Economic recession, swine flu, and war in the Middle East dominate the headlines, but historic climate legislation is currently being introduced in the House’s Energy and Environment Subcommittee. The Waxman-Markey climate bill must pass through the subcommittee in order to get the opportunity to be passed through the Energy and Commerce Committee.
In general, it seems that the bill is much as you’d imagine – a good start, but not all that we hoped for. It has decent targets, a 20% less carbon from 2005 levels by 2020, 42% less by 2030, and 80% by 2050. Of its problems, one of the major ones is 2 billion tons of carbon offsets, a large number considering that U.S. green house gas emissions were 7.2 billion tons. Another important component of the bill is 15% of the cap-and-trade allowances will go to industries which are most likely to be negatively affected because of international competition. This wise measure protects vital metal, glass, chemical, and paper industries, to name a few.

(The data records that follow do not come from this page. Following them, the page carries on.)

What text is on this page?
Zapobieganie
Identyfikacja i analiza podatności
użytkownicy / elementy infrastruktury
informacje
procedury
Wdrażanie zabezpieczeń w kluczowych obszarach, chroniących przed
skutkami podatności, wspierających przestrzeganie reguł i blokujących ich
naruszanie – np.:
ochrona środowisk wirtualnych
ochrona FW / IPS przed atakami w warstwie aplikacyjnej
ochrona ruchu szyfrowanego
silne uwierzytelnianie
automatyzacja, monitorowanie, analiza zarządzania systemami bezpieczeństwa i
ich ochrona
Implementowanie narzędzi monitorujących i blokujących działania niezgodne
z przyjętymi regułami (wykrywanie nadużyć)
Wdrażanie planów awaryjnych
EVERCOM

This is an extremely important piece of legislation to closely follow as it moves through subcommittee and committee. It would invigorate an already robust and growing renewable energy market, change consumer behavior, and slow and minimize the drastic climatic changes we’re facing. It is also a timely piece of legislation, considering we are getting closer to the Copenhagen meetings as greenhouse gas emissions continue to rise. One of government’s roles is to make regulations to ensure the safety of the community when there is a market failure; this bill provides the framework for such action.